Ludovic Janvier a l’art des débuts. Il sait attaquer ses poèmes avec une phrase résistante et prometteuse : « C’est pas Mozart que je regrette/ c’est les bœufs oui c’est les bœufs ». Puis il déroule un univers écolo-rustique dans des tonalités lyriques, que le vers « brindille au bec un oiseau fend le bleu » symbolise assez bien, malgré quelques sévères « soleils crus » ou « chère crasse ». Plutôt que la poésie, se joue ici le poétique, comme peut être poétique un coucher de soleil sans que les inspirations relèvent forcément du cliché. Pour obtenir cette sensation de petit frisson esthétique, on recherche obstinément un effet de décalage : « Le pianiste se penche au bord du voyage », parfois visiblement conquis de haute lutte : « Le jour se lève sur parler ». Cependant, quand le souci de concision et de précision prend le pas, on trouve des passages qui atteignent à la justesse formelle, comme celui à propos de la petite fille somnambule « Qui venue jusqu’au bord du lit/ sans rien dire attendait têtue/ qu’on la prenne entre père et mère ».
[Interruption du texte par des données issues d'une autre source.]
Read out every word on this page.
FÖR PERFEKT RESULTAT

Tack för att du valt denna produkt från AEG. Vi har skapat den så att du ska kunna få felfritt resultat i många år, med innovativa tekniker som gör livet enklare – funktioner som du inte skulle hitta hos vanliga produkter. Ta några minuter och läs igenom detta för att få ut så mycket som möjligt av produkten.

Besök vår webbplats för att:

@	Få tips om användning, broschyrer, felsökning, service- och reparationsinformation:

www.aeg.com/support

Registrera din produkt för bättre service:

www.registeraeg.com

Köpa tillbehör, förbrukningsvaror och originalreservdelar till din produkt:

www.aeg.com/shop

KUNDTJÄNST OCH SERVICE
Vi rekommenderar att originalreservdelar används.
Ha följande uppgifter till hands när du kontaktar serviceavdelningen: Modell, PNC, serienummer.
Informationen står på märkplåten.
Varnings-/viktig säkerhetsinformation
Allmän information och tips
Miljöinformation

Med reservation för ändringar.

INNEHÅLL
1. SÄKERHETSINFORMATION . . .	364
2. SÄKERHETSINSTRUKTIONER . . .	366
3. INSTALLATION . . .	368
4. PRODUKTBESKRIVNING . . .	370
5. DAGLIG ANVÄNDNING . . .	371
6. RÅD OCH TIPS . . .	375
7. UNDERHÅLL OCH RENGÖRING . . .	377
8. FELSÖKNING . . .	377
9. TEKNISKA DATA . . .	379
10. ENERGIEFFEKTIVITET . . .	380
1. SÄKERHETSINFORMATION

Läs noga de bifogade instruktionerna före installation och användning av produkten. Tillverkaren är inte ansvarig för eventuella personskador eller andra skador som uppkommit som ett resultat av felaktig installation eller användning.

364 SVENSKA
Le je, omniprésent (surtout dans le nouveau recueil), se parle, se raconte et quelquefois se lamente sans jamais violer les règles de la bienséance, alors que le temps, la mort, et le souvenir le tourmentent. La métrique est surveillée et la prosodie cherche parfois la rime de manière insistante, tandis que le ton général, il faut le souligner, est sans prétention aucune. Ce sont là des propos donnés comme étant sans grande importance (apparente ?) ; plutôt une suite de réminiscences à la forme travaillée, motivées par un besoin personnel. Normal que le lecteur s’en trouve assez peu concerné.
Ludovic Janvier Une poignée de monde, Gallimard, 146 pages, 14,50 €, La Mer à boire, Gallimard, « poésie », 106 pages, 4,10 €
Poésie Doux Janvier
janvier 2007 | Le Matricule des Anges n°79
| par
Marta Krol
Des livres
Doux Janvier
Par
Marta Krol
Le Matricule des Anges n°79
, janvier 2007.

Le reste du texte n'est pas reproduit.